The results, published in a poster session for the European Congress of Clinical Microbiology and Infectious Diseases, July 9-12, indicate about 10% of veterinary workers tested were colonized with an extended-spectrum beta-lactamase–producing strain of Escherichia coli or Klebsiella pneumoniae, according to an announcement from the European Society of Clinical Microbiology and Infectious Diseases.

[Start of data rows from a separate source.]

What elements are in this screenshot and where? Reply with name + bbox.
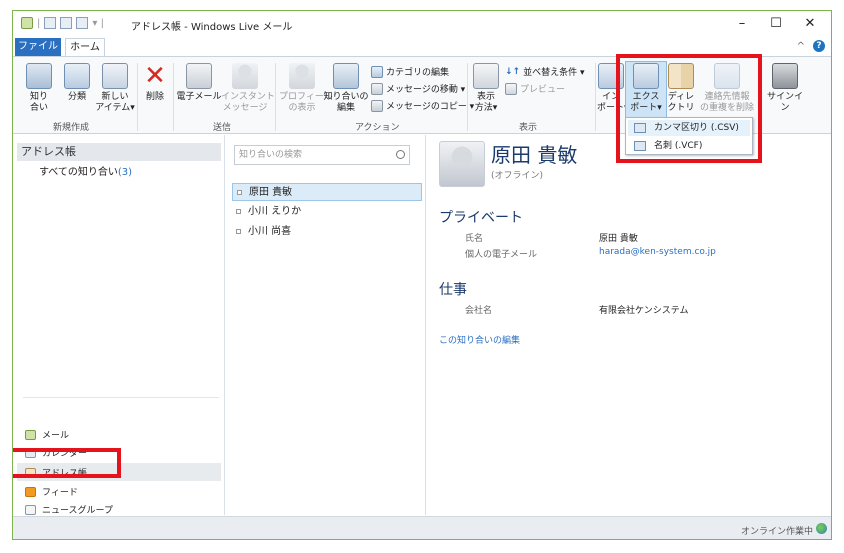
company-label: 会社名 [465,306,493,316]
status-text: オンライン作業中 [740,527,813,537]
copy-icon [371,99,383,112]
category-icon [64,63,90,89]
display-method-button[interactable]: 表示 方法▾ [471,63,501,114]
name-value: 原田 貴敏 [599,234,638,244]
app-icon[interactable] [21,17,33,29]
tab-file[interactable]: ファイル [15,38,61,56]
presence-status: (オフライン) [491,171,544,181]
name-label: 氏名 [465,234,484,244]
contact-detail-pane: 原田 貴敏 (オフライン) プライベート 氏名 原田 貴敏 個人の電子メール h… [427,135,831,515]
group-label-action: アクション [355,123,400,133]
sort-icon: ↓↑ [505,66,521,77]
status-bar: オンライン作業中 [13,516,831,539]
mail-icon [25,429,36,440]
copy-message-button[interactable]: メッセージのコピー ▾ [371,99,474,112]
send-receive-icon[interactable] [76,17,89,29]
close-button[interactable]: ✕ [793,14,827,34]
preview-icon [505,82,517,95]
sync-icon[interactable] [60,17,73,29]
preview-button[interactable]: プレビュー [505,82,565,95]
app-window: | ▾ | アドレス帳 - Windows Live メール – ☐ ✕ ファイ… [12,10,832,540]
delete-button[interactable]: ✕ 削除 [139,63,171,103]
avatar [439,141,485,187]
globe-icon [816,523,827,534]
private-section-title: プライベート [439,210,523,226]
move-icon [371,82,383,95]
help-icon[interactable]: ? [813,40,825,52]
nav-mail[interactable]: メール [25,428,69,441]
contact-row[interactable]: 原田 貴敏 [232,183,422,201]
sign-in-button[interactable]: サインイン [763,63,807,114]
group-label-view: 表示 [519,123,538,133]
delete-x-icon: ✕ [144,61,166,91]
new-icon[interactable] [44,17,57,29]
edit-contact-button[interactable]: 知り合いの 編集 [323,63,369,114]
export-highlight-box [616,54,762,163]
window-title: アドレス帳 - Windows Live メール [131,22,293,33]
move-message-button[interactable]: メッセージの移動 ▾ [371,82,465,95]
company-value: 有限会社ケンシステム [599,306,689,316]
group-label-send: 送信 [213,123,232,133]
search-input[interactable]: 知り合いの検索 [234,145,410,165]
title-bar: | ▾ | アドレス帳 - Windows Live メール – ☐ ✕ [13,11,831,37]
email-link[interactable]: harada@ken-system.co.jp [599,247,716,257]
view-profile-button[interactable]: プロフィール の表示 [279,63,333,114]
all-contacts-item[interactable]: すべての知り合い(3) [39,163,132,178]
newsgroup-icon [25,504,36,515]
address-book-header[interactable]: アドレス帳 [17,143,221,161]
maximize-button[interactable]: ☐ [759,14,793,34]
collapse-ribbon-icon[interactable]: ^ [797,41,805,52]
address-book-highlight-box [13,448,121,478]
contact-card-icon [26,63,52,89]
search-icon[interactable] [396,150,405,159]
minimize-button[interactable]: – [725,14,759,34]
nav-newsgroups[interactable]: ニュースグループ [25,503,113,516]
tab-home[interactable]: ホーム [65,38,105,57]
envelope-icon [186,63,212,89]
edit-contact-icon [333,63,359,89]
contact-list-pane: 知り合いの検索 原田 貴敏 小川 えりか 小川 尚喜 [226,135,426,515]
work-section-title: 仕事 [439,282,467,298]
category-icon [371,65,383,78]
instant-message-button[interactable]: インスタント メッセージ [221,63,275,114]
profile-icon [289,63,315,89]
email-label: 個人の電子メール [465,250,538,260]
contact-name: 原田 貴敏 [491,143,578,167]
edit-contact-link[interactable]: この知り合いの編集 [439,333,520,346]
rss-icon [25,486,36,497]
person-icon [232,63,258,89]
quick-access-toolbar: | ▾ | [21,17,104,29]
edit-category-button[interactable]: カテゴリの編集 [371,65,449,78]
email-button[interactable]: 電子メール [176,63,222,103]
user-icon [772,63,798,89]
new-contact-button[interactable]: 知り 合い [21,63,57,114]
list-view-icon [473,63,499,89]
sort-button[interactable]: ↓↑ 並べ替え条件 ▾ [505,65,584,79]
new-item-button[interactable]: 新しい アイテム▾ [93,63,137,114]
calendar-grid-icon [102,63,128,89]
new-category-button[interactable]: 分類 [59,63,95,103]
contact-row[interactable]: 小川 えりか [232,203,422,221]
contact-row[interactable]: 小川 尚喜 [232,223,422,241]
nav-feeds[interactable]: フィード [25,485,78,498]
group-label-new: 新規作成 [53,123,90,133]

A copy of the poster abstract, provided by the ECCMID, states that animals are reservoirs for antimicrobial-resistant bacteria that produce ESBLs or plasmid-mediated AmpC beta-lactamases, and the researchers were investigating associations between occupational contact with animals and rates of workers carrying such drug-resistant bacteria.
In the study, researchers from the Netherlands’ National Institute for Public Health and the Environment collected stool samples from 482 veterinarians, veterinary technicians, and veterinary assistants and tested for the presence of ESBL-producing E coli and K pneumoniae, according to the announcement.
The results indicate veterinary workers who traveled to Africa, Asia, or Latin America in the prior six months were four times as likely to carry bacteria with ESBL production genes, and those with stomach or bowel problems in the prior four weeks were twice as likely to be colonized with bacteria expressing ESBL genes, the announcement states. But those factors and prior antimicrobial consumption together were insufficient to explain the higher overall prevalence of ESBL-producing bacteria among veterinary workers, “and it seems highly likely that occupational contact with animals in the animal healthcare setting may result in shedding and transmission of multi-drug resistant pathogens,” the announcement states.